I participated at the time, but my result was not great because I was not familiar with method for applying human demonstraion data to Deep Reinforment Learning.
The final winner of the contest used the method called Hierarchical Deep Q-Network from Imperfect Demonstrations. They published the method they used in a paper (https://arxiv.org/pdf/1912.08664v2.pdf). However, it seems that the source code has not been released yet.
Therefore, I set goal to implement paper the winner and I will record my work contents here.
Collecting wood in Minecraft
Wood is a very important resource in Minecraft. The Crafting Table needed to make a Wood Axe can be made quickly by collecting only that.
DQFD Tensorflow code for collection wood can be found on my Github repository(https://github.com/kimbring2/MineRL/blob/master/dqfd_treechop.py).
The code network structure is the same as a general DQN network, and differs from the existing DQN in that human demonstrations are used for training.
The above code consist of training Deep Q-learning network using human demonstration data using Supervised Learning method. After finishing that training part, agent start to interact with real environnment. It collects a new data from that process and use it with human demonstration data for training network using Reinforcement Learining.

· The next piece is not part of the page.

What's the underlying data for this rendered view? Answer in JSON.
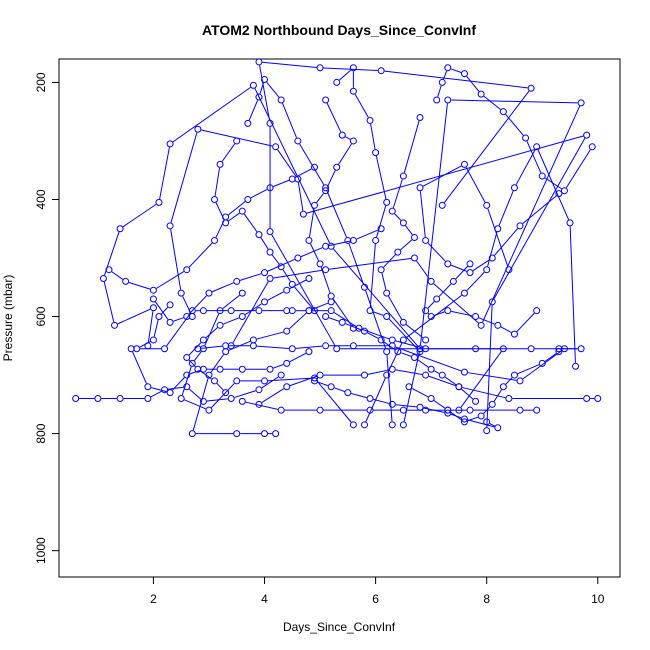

These kind of method is called Deep Q-learning from Demonstrations which was published by DeepMind in 2017. That method often used in hard environments where it is difficult to solve using only Deep Q-learning.
Collecting wood with Minecraft is not easy from a Reinforcement Learning perspective. It is relatively easy for an agent to get a tree near. However, agent should attatk a specific location certain number of times.
If Reinforcement Learning is used for that task only, training would take a very long time.
Ways to improve agent performance
When you confirm DQFD training goes well using first code, it is necessary to improve the performance of the agent by changing the network structure and action type. Since Minecraft is a first-person game, there is a limitation of information that is recognized once. Therefore, it is necessary to additionally use RNN in addition to CNN.
DRQFD Tensorflow code for collection wood can be found on my Github repository(https://github.com/kimbring2/DQFD_Minecraft/blob/master/drqfd_treechop.py).
Unlike the network structure of first code, you are able to see that RNN network is added to CNN network.
RNN added agent shows better performance compared to DQFD agents. In particular, agent try to collect remaining tree after chopping front side tree in when RNN is added.